Querida Big-Bang:

Miedo me doy los domingos por la tarde. Me entra un hormiguillo pertinaz en los pies y no se me ocurren más que malas ideas. Sí, he agotado ya lo obvio: repaso de pedicura y manicura en mi tono de esmalte rojo sangre de pichón, asalto a la nevera y consumo de carbonohidratos a saco, inicio del montaje del coleccionable “Construya la maqueta del Titanic” en 4.000 cómodas piezas y composición de la postura de la cobra según instrucciones de mi otro coleccionable: “Yoga para mentes inquietas”. Dos hit parades del otoño.

Y aquí estoy, cual si me hubiera tragado un saco de pulgas, desazonada hasta el páncreas, rememorando los momentos más trepidantes de mi fin de semana.

Anoche fui a un espectáculo de mentalismo. El mago más bien parecía sacado de un concierto de los Scorpions: Pantalón pitillo negro ceñido, camiseta marcando venas, cucharas y tenedores enroscados como pulseras a la altura del codo, melena lacia hasta el culo y pañuelo pirata. Vamos, que David Copperfield le hubiera expulsado del gremio. Porque él puede que sea un violador, sí, pero un violador elegante con esmoquin de Armani y todas sus piezas dentales.

No como mi heavy metal, que tenía los incisivos tan negros que me pasé el rato tratando de comprobar si era hueco o roña, hipnotizada. Pero cuando más concentrada estaba va él y me dice algo. Sí, quería que sumara tres números secretos en un papel y retuviera la cifra en mi mente. Yo, que me aboné al suspenso en matemáticas en la guardería, y que lo único que retengo son líquidos. Me quedé bloqueada. Cegada literalmente por un foco de luz. El público, mi público, me miraba con muchas expectativas. Y por aprovechar el momento de protagonismo absoluto dije a todo que sí y sumé como pude, a la remanguillé. Por indicación del Scorpions todos me aplaudieron.

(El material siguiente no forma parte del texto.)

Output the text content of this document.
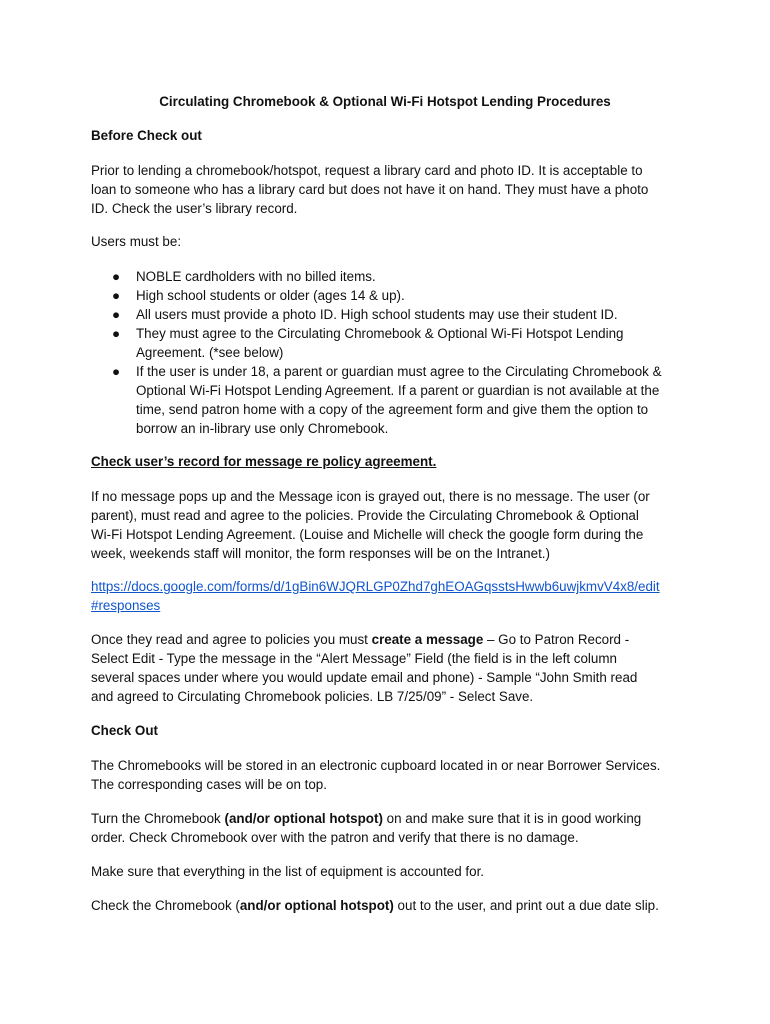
Circulating Chromebook & Optional Wi-Fi Hotspot Lending Procedures
Before Check out
Prior to lending a chromebook/hotspot, request a library card and photo ID. It is acceptable to
loan to someone who has a library card but does not have it on hand. They must have a photo
ID. Check the user’s library record.
Users must be:
● NOBLE cardholders with no billed items.
● High school students or older (ages 14 & up).
● All users must provide a photo ID. High school students may use their student ID.
● They must agree to the Circulating Chromebook & Optional Wi-Fi Hotspot Lending
Agreement. (*see below)
● If the user is under 18, a parent or guardian must agree to the Circulating Chromebook &
Optional Wi-Fi Hotspot Lending Agreement. If a parent or guardian is not available at the
time, send patron home with a copy of the agreement form and give them the option to
borrow an in-library use only Chromebook.
Check user’s record for message re policy agreement.
If no message pops up and the Message icon is grayed out, there is no message. The user (or
parent), must read and agree to the policies. Provide the Circulating Chromebook & Optional
Wi-Fi Hotspot Lending Agreement. (Louise and Michelle will check the google form during the
week, weekends staff will monitor, the form responses will be on the Intranet.)
https://docs.google.com/forms/d/1gBin6WJQRLGP0Zhd7ghEOAGqsstsHwwb6uwjkmvV4x8/edit
#responses
Once they read and agree to policies you must create a message – Go to Patron Record -
Select Edit - Type the message in the “Alert Message” Field (the field is in the left column
several spaces under where you would update email and phone) - Sample “John Smith read
and agreed to Circulating Chromebook policies. LB 7/25/09” - Select Save.
Check Out
The Chromebooks will be stored in an electronic cupboard located in or near Borrower Services.
The corresponding cases will be on top.
Turn the Chromebook (and/or optional hotspot) on and make sure that it is in good working
order. Check Chromebook over with the patron and verify that there is no damage.
Make sure that everything in the list of equipment is accounted for.
Check the Chromebook (and/or optional hotspot) out to the user, and print out a due date slip.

Llegó la hora de la verdad. El mentalista se concentró para leer mi número secreto por psiquismo, sonó un redoble de tambores, él escribió algo en una pizarrita y, pomposamente, dijo:

-¿Puedes mostrar el número que has apuntado en el papel?

Lo hice, y él levantó su pizarra hacia el público. Mi cifra era 666, el símbolo del diablo. La suya, 906090, las medidas de Naomi Campbell. Tras un instante eterno el público empezó a abuchear al pitoniso y a tirarle todo tipo de objetos contundentes. Yo sólo quería desaparecer, y soñaba con que Copperfield se manifestara y me arrancara volando, con o sin violación.

¿Habré arruinado la carrera de un hombre? me pregunto hoy en mi tedio dominical. Pero la respuesta es que no. Si te presentas vestido de tipejillo ante tu público, lo mínimo que debes hacer es resucitar a Michael Jackson, boicotear la tertulia de Curry Valenzuela o desvelar el paradero oculto de los antivirales. Que de aficionados con greñas lacias está el mundo lleno.